Le regard est un vecteur de communication important pour l’homme. Les chiens à tête aplatie tels que le carlin, le boxer ou le bouledogue, mais aussi certains chiens de travail ou encore les jeunes au tempérament joueur, l’ont bien compris puisqu’ils sont plus enclins à rechercher le contact visuel direct avec l’homme, les yeux dans les yeux.
En tant que meilleurs amis de l’homme, les chiens sont particulièrement bien adaptés à vivre en leur compagnie. Une communication fluide et facile contribue à cette entente. Le contact visuel joue un rôle essentiel dans la communication et les interactions humaines, mais aussi avec d’autres espèces. Et certains chiens l’ont bien compris. Ainsi, ces animaux sont particulièrement sensibles à la direction du regard humain, ce qui les aide à comprendre si un message leur ait adressé. Mais ce n’est pas qu’une question d’information qui passe de l’un à l’autre. Le contact visuel provoque également des réactions chimiques chez les deux parties concernées, comme une élévation du taux d’ocytocine qui joue un rôle important dans le développement des liens sociaux.
Cependant, tous les chiens ne sont pas égaux sur le plan visuel. L’anatomie de l’œil, les différences raciales, l’âge et la personnalité sont autant de facteurs qui peuvent influer sur la capacité à communiquer visuellement. Des chercheurs ont voulu approfondir le sujet. Ainsi, 130 chiens domestiques ont été étudiés au département d’éthologie de l’université Eötvös Loránd en Hongrie. La longueur et la largeur de leur tête, en lien avec leurs aptitudes visuelles, ont notamment été mesurées. Il apparaît que chez les boxers, bulldogs ou carlins, du fait de leur face brachycéphale, la zone centrale de leur rétine est plus prononcée, ce qui leur permet de mieux répondre aux stimuli dans le champ visuel central. Et d’après la nouvelle étude menée par les éthologues hongrois, cela faciliterait le contact visuel avec l’homme. En effet, les chercheurs ont montré que les chiens à tête aplatie sont davantage susceptibles de regarder dans les yeux, probablement parce qu’ils voient le visage humain plus nettement grâce aux particularités de leur rétine. Mais il est possible que leurs propriétaires les regardent également plus souvent, leur face particulière attirant le regard humain de par sa ressemblance avec celle d’un enfant.

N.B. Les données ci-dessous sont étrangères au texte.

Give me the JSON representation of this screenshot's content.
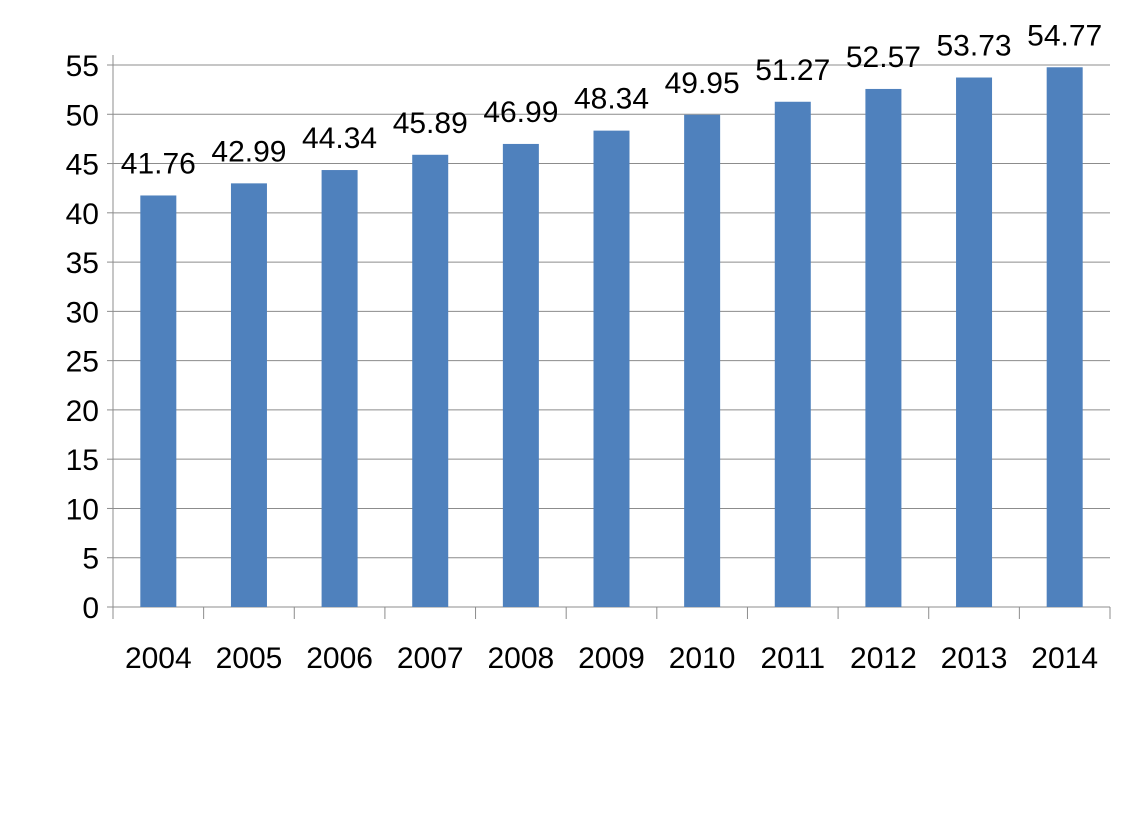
{
  "chart_data": {
    "type": "bar",
    "title": "",
    "xlabel": "",
    "ylabel": "",
    "categories": [
      "2004",
      "2005",
      "2006",
      "2007",
      "2008",
      "2009",
      "2010",
      "2011",
      "2012",
      "2013",
      "2014"
    ],
    "values": [
      41.76,
      42.99,
      44.34,
      45.89,
      46.99,
      48.34,
      49.95,
      51.27,
      52.57,
      53.73,
      54.77
    ],
    "data_labels": [
      "41.76",
      "42.99",
      "44.34",
      "45.89",
      "46.99",
      "48.34",
      "49.95",
      "51.27",
      "52.57",
      "53.73",
      "54.77"
    ],
    "ylim": [
      0,
      55
    ],
    "yticks": [
      0,
      5,
      10,
      15,
      20,
      25,
      30,
      35,
      40,
      45,
      50,
      55
    ],
    "ytick_labels": [
      "0",
      "5",
      "10",
      "15",
      "20",
      "25",
      "30",
      "35",
      "40",
      "45",
      "50",
      "55"
    ],
    "grid": true,
    "legend": "none",
    "bar_color": "#4F81BD",
    "grid_color": "#8C8C8C"
  }
}
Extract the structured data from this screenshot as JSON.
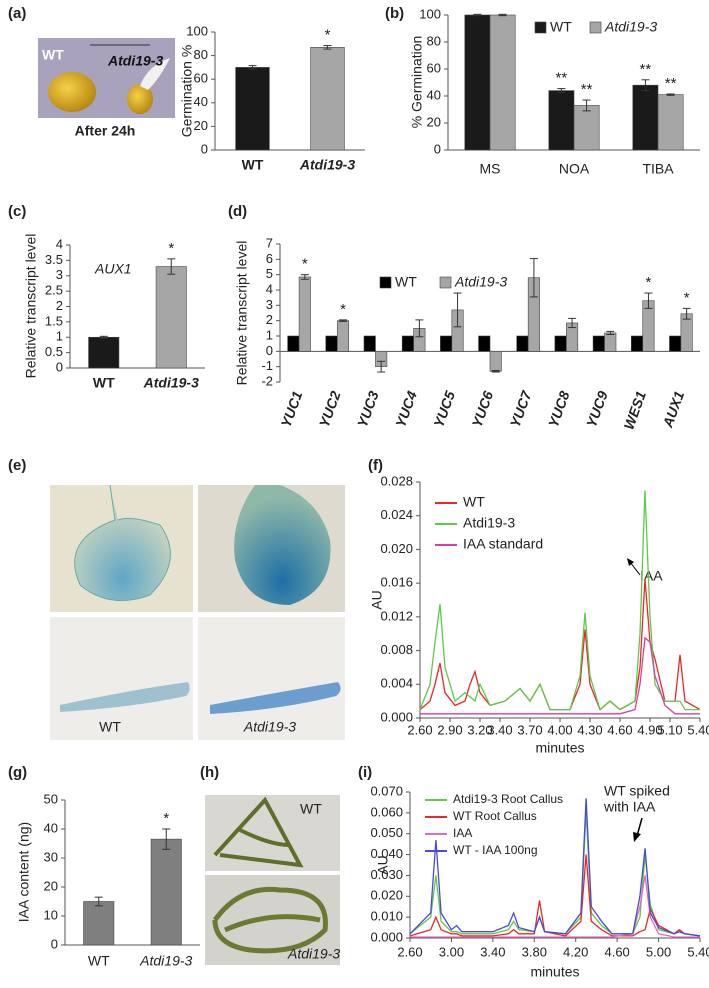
{
  "panel_labels": [
    "(a)",
    "(b)",
    "(c)",
    "(d)",
    "(e)",
    "(f)",
    "(g)",
    "(h)",
    "(i)"
  ],
  "photos": {
    "a": {
      "labels": [
        "WT",
        "Atdi19-3"
      ],
      "caption": "After 24h"
    },
    "e": {
      "labels": [
        "WT",
        "Atdi19-3"
      ]
    },
    "h": {
      "labels": [
        "WT",
        "Atdi19-3"
      ]
    }
  },
  "chart_data": [
    {
      "type": "bar",
      "ylabel": "Germination %",
      "categories": [
        "WT",
        "Atdi19-3"
      ],
      "values": [
        70,
        87
      ],
      "errors": [
        1.5,
        1.5
      ],
      "stars": [
        null,
        "*"
      ],
      "colors": [
        "#1a1a1a",
        "#a6a6a6"
      ],
      "ylim": [
        0,
        100
      ],
      "yticks": [
        0,
        20,
        40,
        60,
        80,
        100
      ]
    },
    {
      "type": "bar",
      "ylabel": "% Germination",
      "categories": [
        "MS",
        "NOA",
        "TIBA"
      ],
      "series": [
        {
          "name": "WT",
          "color": "#1a1a1a",
          "values": [
            100,
            44,
            48
          ],
          "errors": [
            0.5,
            1.5,
            4
          ],
          "stars": [
            null,
            "**",
            "**"
          ]
        },
        {
          "name": "Atdi19-3",
          "color": "#a6a6a6",
          "values": [
            100,
            33,
            41
          ],
          "errors": [
            0.5,
            4,
            0.5
          ],
          "stars": [
            null,
            "**",
            "**"
          ]
        }
      ],
      "ylim": [
        0,
        100
      ],
      "yticks": [
        0,
        20,
        40,
        60,
        80,
        100
      ]
    },
    {
      "type": "bar",
      "ylabel": "Relative transcript level",
      "annotation": "AUX1",
      "categories": [
        "WT",
        "Atdi19-3"
      ],
      "values": [
        1,
        3.3
      ],
      "errors": [
        0.03,
        0.25
      ],
      "stars": [
        null,
        "*"
      ],
      "colors": [
        "#1a1a1a",
        "#a6a6a6"
      ],
      "ylim": [
        0,
        4
      ],
      "yticks": [
        0,
        0.5,
        1,
        1.5,
        2,
        2.5,
        3,
        3.5,
        4
      ]
    },
    {
      "type": "bar",
      "ylabel": "Relative transcript level",
      "categories": [
        "YUC1",
        "YUC2",
        "YUC3",
        "YUC4",
        "YUC5",
        "YUC6",
        "YUC7",
        "YUC8",
        "YUC9",
        "WES1",
        "AUX1"
      ],
      "series": [
        {
          "name": "WT",
          "color": "#000000",
          "values": [
            1,
            1,
            1,
            1,
            1,
            1,
            1,
            1,
            1,
            1,
            1
          ],
          "errors": [
            0,
            0,
            0,
            0,
            0,
            0,
            0,
            0,
            0,
            0,
            0
          ]
        },
        {
          "name": "Atdi19-3",
          "color": "#a6a6a6",
          "values": [
            4.85,
            2,
            -1,
            1.5,
            2.7,
            -1.3,
            4.8,
            1.85,
            1.2,
            3.3,
            2.45
          ],
          "errors": [
            0.15,
            0.05,
            0.35,
            0.55,
            1.1,
            0.05,
            1.25,
            0.3,
            0.1,
            0.5,
            0.35
          ],
          "stars": [
            "*",
            "*",
            null,
            null,
            null,
            null,
            null,
            null,
            null,
            "*",
            "*"
          ]
        }
      ],
      "ylim": [
        -2,
        7
      ],
      "yticks": [
        -2,
        -1,
        0,
        1,
        2,
        3,
        4,
        5,
        6,
        7
      ]
    },
    {
      "type": "line",
      "ylabel": "AU",
      "xlabel": "minutes",
      "annotation": [
        "IAA"
      ],
      "x": [
        2.6,
        2.7,
        2.75,
        2.8,
        2.85,
        2.95,
        3.05,
        3.1,
        3.15,
        3.2,
        3.3,
        3.45,
        3.6,
        3.7,
        3.8,
        3.9,
        4.1,
        4.2,
        4.25,
        4.3,
        4.4,
        4.5,
        4.6,
        4.75,
        4.8,
        4.85,
        4.9,
        4.95,
        5.05,
        5.15,
        5.2,
        5.25,
        5.4
      ],
      "series": [
        {
          "name": "WT",
          "color": "#e8282b",
          "values": [
            0.001,
            0.002,
            0.004,
            0.0065,
            0.003,
            0.0015,
            0.002,
            0.004,
            0.0055,
            0.003,
            0.0015,
            0.002,
            0.0035,
            0.002,
            0.004,
            0.001,
            0.001,
            0.004,
            0.0105,
            0.004,
            0.001,
            0.002,
            0.001,
            0.002,
            0.006,
            0.0165,
            0.009,
            0.007,
            0.002,
            0.002,
            0.0075,
            0.002,
            0.001
          ]
        },
        {
          "name": "Atdi19-3",
          "color": "#5ec94a",
          "values": [
            0.001,
            0.004,
            0.009,
            0.0135,
            0.006,
            0.002,
            0.003,
            0.0025,
            0.002,
            0.004,
            0.0015,
            0.002,
            0.0035,
            0.002,
            0.004,
            0.001,
            0.001,
            0.005,
            0.0125,
            0.005,
            0.001,
            0.002,
            0.001,
            0.002,
            0.01,
            0.027,
            0.012,
            0.004,
            0.002,
            0.002,
            0.002,
            0.001,
            0.001
          ]
        },
        {
          "name": "IAA standard",
          "color": "#d63fa8",
          "values": [
            0.0005,
            0.0005,
            0.0005,
            0.0005,
            0.0005,
            0.0005,
            0.0005,
            0.0005,
            0.0005,
            0.0005,
            0.0005,
            0.0005,
            0.0005,
            0.0005,
            0.0005,
            0.0005,
            0.0005,
            0.0005,
            0.0005,
            0.0005,
            0.0005,
            0.0005,
            0.0005,
            0.001,
            0.004,
            0.0095,
            0.009,
            0.005,
            0.0015,
            0.0005,
            0.0005,
            0.0005,
            0.0005
          ]
        }
      ],
      "xlim": [
        2.6,
        5.4
      ],
      "xticks": [
        {
          "value": 2.6,
          "label": "2.60"
        },
        {
          "value": 2.9,
          "label": "2.90"
        },
        {
          "value": 3.2,
          "label": "3.20"
        },
        {
          "value": 3.4,
          "label": "3.40"
        },
        {
          "value": 3.7,
          "label": "3.70"
        },
        {
          "value": 4.0,
          "label": "4.00"
        },
        {
          "value": 4.3,
          "label": "4.30"
        },
        {
          "value": 4.6,
          "label": "4.60"
        },
        {
          "value": 4.9,
          "label": "4.90"
        },
        {
          "value": 5.1,
          "label": "5.10"
        },
        {
          "value": 5.4,
          "label": "5.40"
        }
      ],
      "ylim": [
        0,
        0.028
      ],
      "yticks": [
        {
          "value": 0,
          "label": "0.000"
        },
        {
          "value": 0.004,
          "label": "0.004"
        },
        {
          "value": 0.008,
          "label": "0.008"
        },
        {
          "value": 0.012,
          "label": "0.012"
        },
        {
          "value": 0.016,
          "label": "0.016"
        },
        {
          "value": 0.02,
          "label": "0.020"
        },
        {
          "value": 0.024,
          "label": "0.024"
        },
        {
          "value": 0.028,
          "label": "0.028"
        }
      ]
    },
    {
      "type": "bar",
      "ylabel": "IAA content (ng)",
      "categories": [
        "WT",
        "Atdi19-3"
      ],
      "values": [
        15,
        36.5
      ],
      "errors": [
        1.5,
        3.5
      ],
      "stars": [
        null,
        "*"
      ],
      "colors": [
        "#7f7f7f",
        "#7f7f7f"
      ],
      "ylim": [
        0,
        50
      ],
      "yticks": [
        0,
        10,
        20,
        30,
        40,
        50
      ]
    },
    {
      "type": "line",
      "ylabel": "AU",
      "xlabel": "minutes",
      "annotation": [
        "WT spiked",
        "with IAA"
      ],
      "x": [
        2.6,
        2.8,
        2.85,
        2.9,
        3.0,
        3.05,
        3.1,
        3.4,
        3.55,
        3.6,
        3.65,
        3.8,
        3.85,
        3.9,
        4.1,
        4.25,
        4.3,
        4.35,
        4.45,
        4.55,
        4.75,
        4.82,
        4.87,
        4.92,
        5.0,
        5.15,
        5.2,
        5.25,
        5.4
      ],
      "series": [
        {
          "name": "Atdi19-3 Root Callus",
          "color": "#5ec94a",
          "values": [
            0.002,
            0.01,
            0.03,
            0.008,
            0.003,
            0.003,
            0.002,
            0.002,
            0.004,
            0.008,
            0.004,
            0.003,
            0.01,
            0.003,
            0.002,
            0.01,
            0.061,
            0.012,
            0.006,
            0.002,
            0.002,
            0.01,
            0.04,
            0.016,
            0.004,
            0.002,
            0.003,
            0.002,
            0.001
          ]
        },
        {
          "name": "WT Root Callus",
          "color": "#e8282b",
          "values": [
            0.001,
            0.004,
            0.01,
            0.004,
            0.002,
            0.002,
            0.001,
            0.001,
            0.002,
            0.004,
            0.002,
            0.002,
            0.018,
            0.003,
            0.001,
            0.008,
            0.04,
            0.008,
            0.004,
            0.001,
            0.001,
            0.003,
            0.004,
            0.014,
            0.006,
            0.002,
            0.004,
            0.002,
            0.001
          ]
        },
        {
          "name": "IAA",
          "color": "#e36bc0",
          "values": [
            0.0005,
            0.0005,
            0.0005,
            0.0005,
            0.0005,
            0.0005,
            0.0005,
            0.0005,
            0.0005,
            0.0005,
            0.0005,
            0.0005,
            0.0005,
            0.0005,
            0.0005,
            0.0005,
            0.0005,
            0.0005,
            0.0005,
            0.0005,
            0.002,
            0.015,
            0.03,
            0.01,
            0.002,
            0.0005,
            0.0005,
            0.0005,
            0.0005
          ]
        },
        {
          "name": "WT - IAA 100ng",
          "color": "#4a4ad6",
          "values": [
            0.002,
            0.012,
            0.047,
            0.012,
            0.004,
            0.006,
            0.003,
            0.003,
            0.006,
            0.012,
            0.005,
            0.003,
            0.01,
            0.003,
            0.002,
            0.012,
            0.067,
            0.015,
            0.008,
            0.002,
            0.002,
            0.02,
            0.043,
            0.012,
            0.005,
            0.002,
            0.003,
            0.002,
            0.001
          ]
        }
      ],
      "xlim": [
        2.6,
        5.4
      ],
      "xticks": [
        {
          "value": 2.6,
          "label": "2.60"
        },
        {
          "value": 3.0,
          "label": "3.00"
        },
        {
          "value": 3.4,
          "label": "3.40"
        },
        {
          "value": 3.8,
          "label": "3.80"
        },
        {
          "value": 4.2,
          "label": "4.20"
        },
        {
          "value": 4.6,
          "label": "4.60"
        },
        {
          "value": 5.0,
          "label": "5.00"
        },
        {
          "value": 5.4,
          "label": "5.40"
        }
      ],
      "ylim": [
        0,
        0.07
      ],
      "yticks": [
        {
          "value": 0,
          "label": "0.000"
        },
        {
          "value": 0.01,
          "label": "0.010"
        },
        {
          "value": 0.02,
          "label": "0.020"
        },
        {
          "value": 0.03,
          "label": "0.030"
        },
        {
          "value": 0.04,
          "label": "0.040"
        },
        {
          "value": 0.05,
          "label": "0.050"
        },
        {
          "value": 0.06,
          "label": "0.060"
        },
        {
          "value": 0.07,
          "label": "0.070"
        }
      ]
    }
  ]
}
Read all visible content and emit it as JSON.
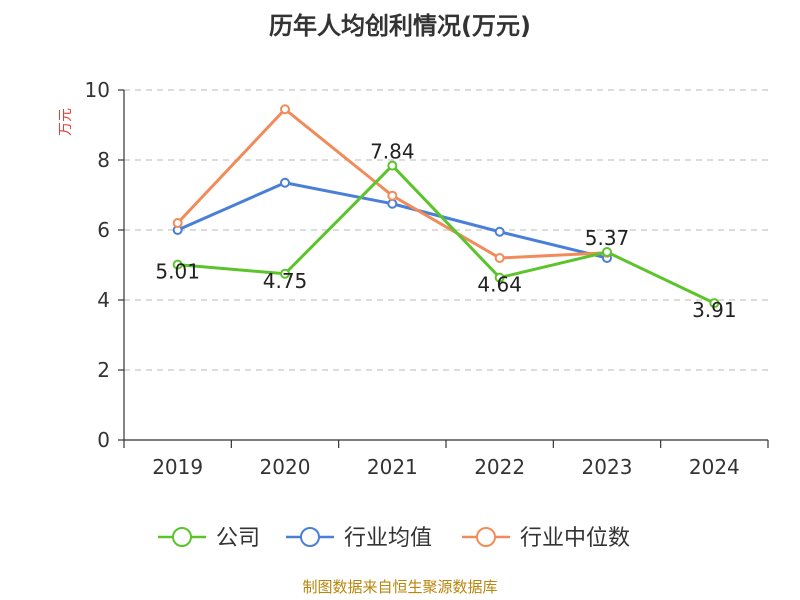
{
  "source": "制图数据来自恒生聚源数据库",
  "chart_data": {
    "type": "line",
    "title": "历年人均创利情况(万元)",
    "ylabel": "万元",
    "xlabel": "",
    "categories": [
      "2019",
      "2020",
      "2021",
      "2022",
      "2023",
      "2024"
    ],
    "ylim": [
      0,
      10
    ],
    "yticks": [
      "0",
      "2",
      "4",
      "6",
      "8",
      "10"
    ],
    "grid": true,
    "legend_position": "bottom",
    "series": [
      {
        "name": "公司",
        "color": "#5ac42a",
        "values": [
          5.01,
          4.75,
          7.84,
          4.64,
          5.37,
          3.91
        ],
        "labels": [
          "5.01",
          "4.75",
          "7.84",
          "4.64",
          "5.37",
          "3.91"
        ]
      },
      {
        "name": "行业均值",
        "color": "#4a7fd8",
        "values": [
          6.0,
          7.35,
          6.75,
          5.95,
          5.2,
          null
        ]
      },
      {
        "name": "行业中位数",
        "color": "#f28b5a",
        "values": [
          6.2,
          9.45,
          6.98,
          5.2,
          5.35,
          null
        ]
      }
    ]
  }
}
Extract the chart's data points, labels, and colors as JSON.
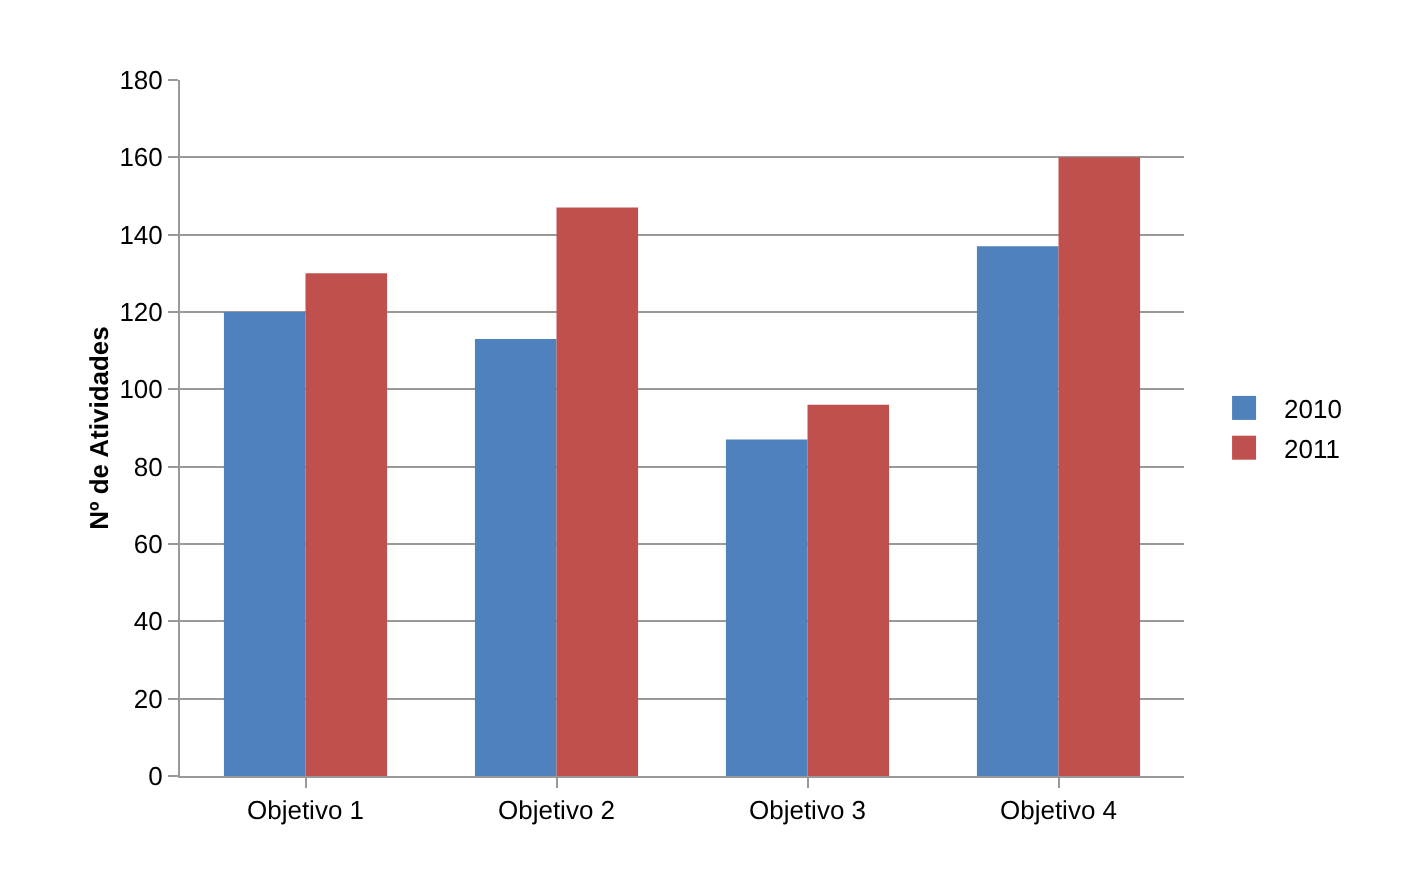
{
  "chart_data": {
    "type": "bar",
    "ylabel": "Nº de Atividades",
    "categories": [
      "Objetivo 1",
      "Objetivo 2",
      "Objetivo 3",
      "Objetivo 4"
    ],
    "series": [
      {
        "name": "2010",
        "color": "#4f81bd",
        "values": [
          120,
          113,
          87,
          137
        ]
      },
      {
        "name": "2011",
        "color": "#c0504d",
        "values": [
          130,
          147,
          96,
          160
        ]
      }
    ],
    "ylim": [
      0,
      180
    ],
    "yticks": [
      0,
      20,
      40,
      60,
      80,
      100,
      120,
      140,
      160,
      180
    ],
    "grid": "y",
    "legend": "right"
  }
}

En revanche, chez les chiens au nez plus long, les cellules nerveuses qui traitent les informations visuelles sont réparties plus uniformément dans leur rétine, générant une large vue panoramique. Par conséquent, ils doivent plus se concentrer pour se focaliser sur le centre de leur champ visuel, et peuvent être plus facilement distraits par des stimuli visuels à la périphérie. Les chercheurs se sont également penchés sur l’impact du travail pour lequel certains chiens sont sélectionnés. Les chiens de berger, par exemple, sont visuellement coopératifs et suivent la direction de la main de l’éleveur pendant leur travail avec le bétail. En revanche, les chiens de traîneau se communiquent pas visuellement puisqu’ils courent devant le musher et ne peuvent compter que sur des signaux vocaux. Les teckels ne peuvent pas non plus voir leur propriétaire lorsqu’ils chassent dans les terriers. Ce n’est donc pas surprenant que les chiens sélectionnés pour un travail fondé sur la vision soient capables d’établir un contact visuel plus efficace que ceux qui sont dressés à la voix ou pour une activité en autonomie. Les chercheurs ont en outre constaté que les chiens âgés ont plus de mal à fixer leur attention et sont plus lents à regarder l’homme, une conséquence naturelle du vieillissement.
De nombreux facteurs peuvent donc influencer la communication entre le chien et l’homme. Les chiens à tête aplatie, ceux qui coopèrent avec l’homme ou les jeunes au tempérament joueur sont notamment plus susceptibles de regarder leur propriétaire directement dans les yeux. Cette étude met en évidence un nouvel aspect de la sélection canine. Si les chiens de race brachycéphale étaient jusqu’à présent particulièrement appréciés et sélectionnés pour leur apparence, notamment faciale, rappelant plus ou moins celle d’un bébé, il est plausible que cette préférence repose aussi sur une communication mieux établie avec ces chiens, plus attentifs et avec un contact visuel plus prononcé qui facilite les interactions.